「えっ、嘘でしょ?」満員電車で化粧を始める女性。周りが迷惑する中、注意したのは意外な人物だった
満員電車での出来事
満員電車での「まさか」のドラマ。
それは、「人は見かけによらない」と痛感させられた瞬間でした。
あれは、私が仕事の移動で電車に乗っていた時のこと。
車内は身動きすらままならないほどの混雑ぶり。誰もが窮屈さに耐え、じっと目的地に着くのを待つ静まり返った時間。
そんな中、突如として漂い始めた異臭。
ふと横目に映ったのは、信じられない光景でした。
40代と思しき女性がバッグからコンパクトを取り出し、あろうことかファンデーションを塗り始めたのです。
「えっ、嘘でしょ?」
揺れる車内で器用な手つき。
しかし、問題はそこではありません。
彼女がパフを叩くたび、空調の風に乗って舞い散る微細な粉。
「ケホッ、ケホッ……」
「ゴホッ……」
近くにいた数人の乗客が、たまらず咳き込みました。
明らかにその粉を吸い込んでしまった様子。私の喉の奥もイガイガし始め、こみ上げる不快感。
それでも、メイク中の女性は我関せず。 鏡に映る自分に夢中で、周りの迷惑など全く眼中にない態度。
周囲からは無言の「やめてくれ」という視線。
しかし、直接注意する勇気を持つ者は誰もおらず、ただ重苦しい空気が流れるのみ。
注意した意外な人物
その沈黙を破ったのは、当時流行していた「ヤマンバメイク」のギャルでした。
真っ黒に焼いた肌、目の周りを白く縁取ったド派手なメイク。
正直、私も最初は「うわ、すごい格好だな」と警戒していたその彼女。
しかし、彼女はメイク中の女性を真っ直ぐに見据え、はっきりと言い放ちました。
「ねえ、ちょっと。他人の迷惑考えなよ」
一瞬で張り詰める緊張感。
注意された女性はパフの手を止め、信じられないという顔でギャルを睨み返します。
「はあ?なによあんた」
その表情が雄弁に語る侮蔑。
『なんであんたみたいな見た目の子に、私が説教されなきゃいけないのよ』 鼻で笑い、何か言い返そうとしたその時です。
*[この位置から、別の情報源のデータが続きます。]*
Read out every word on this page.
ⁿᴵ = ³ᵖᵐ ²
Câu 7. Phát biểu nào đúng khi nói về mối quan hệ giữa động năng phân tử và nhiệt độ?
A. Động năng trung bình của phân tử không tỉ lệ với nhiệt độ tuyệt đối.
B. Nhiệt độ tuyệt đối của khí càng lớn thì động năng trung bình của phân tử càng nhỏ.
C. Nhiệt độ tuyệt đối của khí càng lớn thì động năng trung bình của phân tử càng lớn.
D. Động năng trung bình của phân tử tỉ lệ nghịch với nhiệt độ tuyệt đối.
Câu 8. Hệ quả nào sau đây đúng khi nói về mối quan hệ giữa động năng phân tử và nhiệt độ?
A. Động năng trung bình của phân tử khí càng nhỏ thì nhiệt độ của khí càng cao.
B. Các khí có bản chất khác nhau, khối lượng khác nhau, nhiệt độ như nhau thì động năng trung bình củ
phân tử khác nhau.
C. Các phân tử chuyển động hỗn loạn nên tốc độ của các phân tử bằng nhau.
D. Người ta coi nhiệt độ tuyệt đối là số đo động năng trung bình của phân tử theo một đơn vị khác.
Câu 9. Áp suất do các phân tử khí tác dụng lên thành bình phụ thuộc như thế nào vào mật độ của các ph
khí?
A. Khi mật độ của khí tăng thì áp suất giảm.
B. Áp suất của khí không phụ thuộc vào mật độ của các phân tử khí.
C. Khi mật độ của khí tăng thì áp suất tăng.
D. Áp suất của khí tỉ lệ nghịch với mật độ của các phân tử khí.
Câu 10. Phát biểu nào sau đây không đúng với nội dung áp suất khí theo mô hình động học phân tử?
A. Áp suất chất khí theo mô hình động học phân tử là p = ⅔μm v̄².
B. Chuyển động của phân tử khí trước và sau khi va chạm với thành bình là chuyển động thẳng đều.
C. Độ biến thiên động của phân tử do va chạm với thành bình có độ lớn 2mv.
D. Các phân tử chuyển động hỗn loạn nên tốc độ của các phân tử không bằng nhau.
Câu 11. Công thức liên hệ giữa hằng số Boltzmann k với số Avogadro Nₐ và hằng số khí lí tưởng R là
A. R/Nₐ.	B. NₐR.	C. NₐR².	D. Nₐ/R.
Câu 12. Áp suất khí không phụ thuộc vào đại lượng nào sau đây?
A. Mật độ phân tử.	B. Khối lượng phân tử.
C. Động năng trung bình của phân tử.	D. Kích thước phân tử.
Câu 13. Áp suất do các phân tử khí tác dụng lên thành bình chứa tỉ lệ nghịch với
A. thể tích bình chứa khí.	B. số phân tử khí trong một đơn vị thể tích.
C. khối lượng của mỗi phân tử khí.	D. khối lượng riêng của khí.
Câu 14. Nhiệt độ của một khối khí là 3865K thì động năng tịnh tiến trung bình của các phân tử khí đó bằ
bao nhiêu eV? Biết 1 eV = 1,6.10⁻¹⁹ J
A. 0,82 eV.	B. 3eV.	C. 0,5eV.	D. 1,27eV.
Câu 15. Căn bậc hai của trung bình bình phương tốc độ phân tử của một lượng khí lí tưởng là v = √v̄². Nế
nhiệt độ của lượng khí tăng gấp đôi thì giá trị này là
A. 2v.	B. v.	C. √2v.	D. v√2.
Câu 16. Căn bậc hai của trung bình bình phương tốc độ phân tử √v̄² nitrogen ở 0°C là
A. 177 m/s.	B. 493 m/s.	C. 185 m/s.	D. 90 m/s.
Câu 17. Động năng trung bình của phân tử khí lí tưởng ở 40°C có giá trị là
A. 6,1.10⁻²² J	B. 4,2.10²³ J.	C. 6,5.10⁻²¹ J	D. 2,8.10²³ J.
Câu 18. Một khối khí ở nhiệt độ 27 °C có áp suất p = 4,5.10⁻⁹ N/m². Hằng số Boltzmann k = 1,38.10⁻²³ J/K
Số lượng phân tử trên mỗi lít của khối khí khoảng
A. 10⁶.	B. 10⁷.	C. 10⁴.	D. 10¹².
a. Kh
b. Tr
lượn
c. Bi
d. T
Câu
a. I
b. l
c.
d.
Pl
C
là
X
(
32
咳き込んでいた人たちを含め、周囲の乗客全員が、無言でギャルの言葉に深く頷きました。
『そうだ、その子の言う通りだ』
『よく言ってくれた!』
聞こえてくるような、圧倒的な「同意」の熱量。
自分以外、全員が敵。その事実に気づいたのでしょう。
「……っ」
急に顔を赤くし、いたたまれなくなった女性。
化粧道具を慌ててバッグに押し込むと、人をかき分け、逃げるように次の駅で降りていきました。
まだ、メイクは途中だったはずですが……。
扉が閉まり、走り出す電車。 車内に広がったのは、安堵の空気と、あの子への感謝。 私は心の中で、彼女に盛大な拍手を送りました。
派手なヤマンバメイクの下にあった、誰よりも常識的で勇気ある素顔。
本当にカッコよかったあの時の彼女に、改めて感謝を伝えたいですね。
※tendが独自に実施したアンケートで集めた、50代・男性読者様の体験談をもとに記事化しています
※本コンテンツ内の画像は、生成AIを利用して作成しています。